What we are learning about resistant bacteria
The conventional wisdom used to be that resistant bacteria were also less fit. But an international team of researchers recently discovered that resistance can actually make some bacteria fitter and more virulent. While this may not be true with every kind of bacteria, it’s a sobering thought.
Bacteria are found pretty much anywhere. Not only do they live all over your skin and throughout your body, they also cover just about every surface you encounter. Erica Hartmann at the University of Oregon, who studies microbes in indoor environments, asks if antimicrobial chemicals – from hand soaps to cleaning supplies – are increasing the spread of antibiotic resistance. Her research, which is still ongoing, involves vacuuming up dust samples in public spaces from under sinks, behind toilets and along walls and cubicles.
In fact, the majority of bacteria love to join together in so-called biofilm communities. It’s these biofilms that cause the majority of infections in hospital settings. For reasons scientists don’t completely understand, the biofilm lifestyle renders bacteria much less susceptible to disinfectants and antibiotics of all kinds.
Karin Sauer of Binghamton University describes how she and other researchers are working on unraveling the ways bacteria living in biofilms communicate and coordinate – in order to use their own systems against them.
There has to be some good news, right?
As resistance to our antibiotic arsenal grows, scientists are looking for new ways to fight back.
What if, for instance, we had a way to target only pathogenic – “bad” – bacteria, while leaving the beneficial or harmless ones alone? And what if we could make sure that the bad bacteria couldn’t easily develop resistance to this targeting?
CRISPR gene editing techniques could allow us to use bacteria’s own immune systems against them by chopping up targeted genes, which would lead to death.
Another promising option harnesses the naturally antimicrobial properties of silver.

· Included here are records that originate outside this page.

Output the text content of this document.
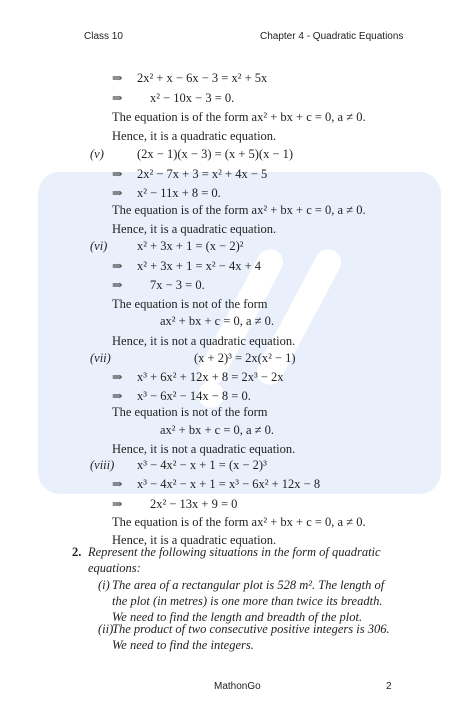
Class 10	Chapter 4 - Quadratic Equations
⇒ 2x² + x − 6x − 3 = x² + 5x
⇒ x² − 10x − 3 = 0.
The equation is of the form ax² + bx + c = 0, a ≠ 0.
Hence, it is a quadratic equation.
(v)	(2x − 1)(x − 3) = (x + 5)(x − 1)
⇒ 2x² − 7x + 3 = x² + 4x − 5
⇒ x² − 11x + 8 = 0.
The equation is of the form ax² + bx + c = 0, a ≠ 0.
Hence, it is a quadratic equation.
(vi) x² + 3x + 1 = (x − 2)²
⇒ x² + 3x + 1 = x² − 4x + 4
⇒ 7x − 3 = 0.
The equation is not of the form
ax² + bx + c = 0, a ≠ 0.
Hence, it is not a quadratic equation.
(vii)	(x + 2)³ = 2x(x² − 1)
⇒ x³ + 6x² + 12x + 8 = 2x³ − 2x
⇒ x³ − 6x² − 14x − 8 = 0.
The equation is not of the form
ax² + bx + c = 0, a ≠ 0.
Hence, it is not a quadratic equation.
(viii) x³ − 4x² − x + 1 = (x − 2)³
⇒ x³ − 4x² − x + 1 = x³ − 6x² + 12x − 8
⇒ 2x² − 13x + 9 = 0
The equation is of the form ax² + bx + c = 0, a ≠ 0.
Hence, it is a quadratic equation.
2. Represent the following situations in the form of quadratic
equations:
(i) The area of a rectangular plot is 528 m². The length of
the plot (in metres) is one more than twice its breadth.
We need to find the length and breadth of the plot.
(ii)
The product of two consecutive positive integers is 306.
We need to find the integers.
MathonGo	2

Meanwhile researchers at the University of Colorado at Boulder are finding ways to use nanoparticles, a million times smaller than a millimeter, to target drug-resistant bacteria without harming healthy tissue in the body.
Looking at the world before antibiotics
We need new antibiotics, but combating resistance will take more than that.

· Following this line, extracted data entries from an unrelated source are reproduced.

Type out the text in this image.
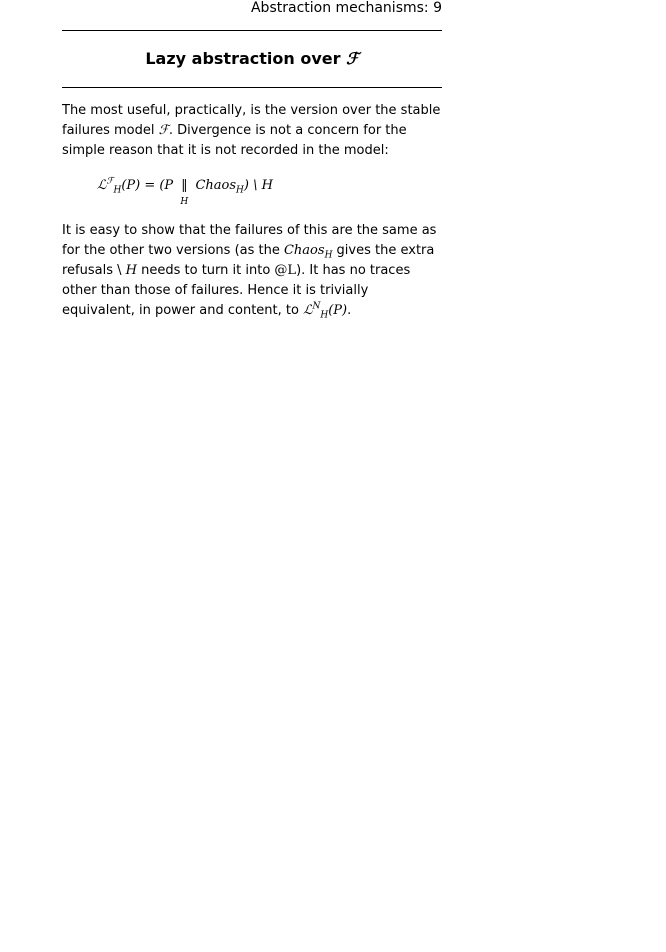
Abstraction mechanisms: 9
Lazy abstraction over ℱ

The most useful, practically, is the version over the stable failures model ℱ. Divergence is not a concern for the simple reason that it is not recorded in the model:

ℒ$^ℱ_H$(P) = (P ‖
H
Chaos$_H$) \ H

It is easy to show that the failures of this are the same as for the other two versions (as the Chaos$_H$ gives the extra refusals \ H needs to turn it into @L). It has no traces other than those of failures. Hence it is trivially equivalent, in power and content, to ℒ$^N_H$(P).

As Tom Frieden, the director of the Centers for Disease Control and Prevention, said in a press conference on May 26 after the MCR-1 discovery:
We can make new ones, but without better stewardship and identification of outbreaks, we’ll lose these miracle drugs. The medicine cabinet is empty for some patients. It is the end of the road for antibiotics unless we act urgently.
So what would a post-antibiotic world look like? Let’s look at it another way. Before antibiotics existed, how did we treat infections?
As Christie Columbus from Texas A&M Health Science Center explains, bloodletting, mercury and plant based-treatments were used – with varying degrees of success. She cautions that:
Alternative therapies have been used to treat infections since antiquity, but none are as reliably safe and effective as modern antimicrobial therapy. Unfortunately, due to increasing resistance and lack of development of new agents, the possibility of a return to the pre-antimicrobial era may become a reality.